H What’s happening on the peninsula today could be happening all around Antarctica in the decades to come. “With a doubling of greenhouse gas concentrations over the next century, we estimate that the extent of Antarctic sea ice would decrease by about one third, says John Turner, a climatologist with the British Antarctic Survey. Earlier this year the emperor penguin was added to the IUCN’s Red List for species threatened with extinction in the near future-“near” meaning in a century or two. When Jenouvrier’s team used the observations at Dumont d’Urville to predict what will happen as the continent warms, they concluded that the colony is likely to decline by 81 per cent by 2100 and be heading towards extinction .
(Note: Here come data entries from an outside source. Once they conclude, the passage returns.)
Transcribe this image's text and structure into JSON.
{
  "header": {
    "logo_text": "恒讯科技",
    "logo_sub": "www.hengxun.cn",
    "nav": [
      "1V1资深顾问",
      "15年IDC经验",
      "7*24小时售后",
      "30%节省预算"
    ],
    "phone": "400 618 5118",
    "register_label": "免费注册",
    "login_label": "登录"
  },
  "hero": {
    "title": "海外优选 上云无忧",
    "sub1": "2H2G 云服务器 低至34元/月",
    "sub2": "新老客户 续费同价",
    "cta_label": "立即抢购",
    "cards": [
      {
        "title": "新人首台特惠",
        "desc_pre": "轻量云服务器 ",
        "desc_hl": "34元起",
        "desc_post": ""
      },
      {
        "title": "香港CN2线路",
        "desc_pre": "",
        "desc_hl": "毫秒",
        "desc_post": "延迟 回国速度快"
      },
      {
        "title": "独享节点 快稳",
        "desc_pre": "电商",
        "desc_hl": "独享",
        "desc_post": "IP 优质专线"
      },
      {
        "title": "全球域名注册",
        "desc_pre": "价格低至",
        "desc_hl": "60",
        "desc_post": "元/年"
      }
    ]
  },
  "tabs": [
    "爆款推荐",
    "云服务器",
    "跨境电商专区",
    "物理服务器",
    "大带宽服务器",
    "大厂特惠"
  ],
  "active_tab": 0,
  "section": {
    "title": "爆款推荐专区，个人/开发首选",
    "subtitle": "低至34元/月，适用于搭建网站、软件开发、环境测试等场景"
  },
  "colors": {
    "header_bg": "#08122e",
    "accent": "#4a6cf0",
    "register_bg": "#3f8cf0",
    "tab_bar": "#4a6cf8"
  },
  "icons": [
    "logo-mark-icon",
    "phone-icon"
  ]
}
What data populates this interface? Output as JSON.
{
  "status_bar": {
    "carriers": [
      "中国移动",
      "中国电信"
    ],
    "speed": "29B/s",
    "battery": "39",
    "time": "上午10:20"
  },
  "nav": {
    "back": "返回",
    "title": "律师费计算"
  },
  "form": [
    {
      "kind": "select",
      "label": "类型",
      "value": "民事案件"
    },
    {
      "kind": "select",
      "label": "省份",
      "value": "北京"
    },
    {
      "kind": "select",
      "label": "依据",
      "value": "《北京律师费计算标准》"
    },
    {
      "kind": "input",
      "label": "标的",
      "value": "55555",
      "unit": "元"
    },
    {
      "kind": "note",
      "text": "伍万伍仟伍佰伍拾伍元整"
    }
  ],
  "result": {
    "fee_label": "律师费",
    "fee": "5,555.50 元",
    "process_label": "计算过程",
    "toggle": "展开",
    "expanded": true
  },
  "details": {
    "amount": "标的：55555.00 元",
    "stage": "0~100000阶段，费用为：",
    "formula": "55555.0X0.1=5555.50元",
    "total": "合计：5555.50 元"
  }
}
I That is in line with a 2010 study by a team including Jenouvrier and David Ainley of the California-based ecological consultants H. T. Harvey and Associates. It predicted that all emperor colonies north of 70 degrees latitudeabout 35 per cent of the total population-would decline or disappear if the world warms by 2℃ , although a few colonies south of 73 degrees might grow a little. This might not sound too bad, but both these studies are based on what increasingly appear to be overly optimistic assumptions. If we continue as we are, the global temperature will climb above 2 ℃ before 2050, on course to a 5 or 6 ℃ rise by 2100. “If the earth warms by 5 or 6 degrees, I can’t see that there’s going to be much sea ice left anywhere on Earth,” says Ainley. And if the sea ice vanishes, the emperor penguins will vanish too.
Questions 1-6 Use the information in the passage to match the people (listed A-E) with opinions or deeds below. Write the appropriate letters A-E in boxes 1-6 on your answer sheet.
NB you may use any letter more than once
A Stephanie Jenouvrier
B Gerald Kooyman
C Phil Trathan
D David Ainley
E John Turner
1 Penguin breeding is threatened by sea ice melting in advance.
2 About 30% sea ice would disappear in the future.
3 Penguin needs constant sea ice for feather changing.
4 Dead chicks are easy to be counted after a storm.
5 No sea ice left in case global temperature increased certain degrees.
6 Sea ice provides foundation for Antarctic ecology.
Questions 7-10 Do the following statements agree with the information given in Reading Passage? In boxes 7-10 on your answer sheet, write
TRUE if the sataement agrees with the information
FALSE if the statement contradicts the information
NOT GIVEN if there is no information on this
7 It is the female emperor penguin that carried more incubation duty.
8 Evangelical Christian lives a similar lifestyle as penguin.
9 With the advanced satellite photographs, fluctuation of penguin number is easily observed.
10 Strong winds caused by Ozone depletion, blow away the sea ice.
Questions 11-13 Complete the following summary of the paragraphs of Reading Passage, using no more than two words from the Reading Passage for each answer. Write your answers in boxes 11- 13 on your answer sheet.
There are several reasons of why emperor penguins are vulnerable to sea ice transformation. First of all, they are not 11 ……………………….. to walk on steep rocks that all over Antarctica. They wouldn’t be able to breed. Next, emperors need to 12 ……………………….. at certain time of year, which protects them from been killed by freezing water. Finally, emperor penguin’s food called 13 ……………………….. is also connected to availability of sea ice.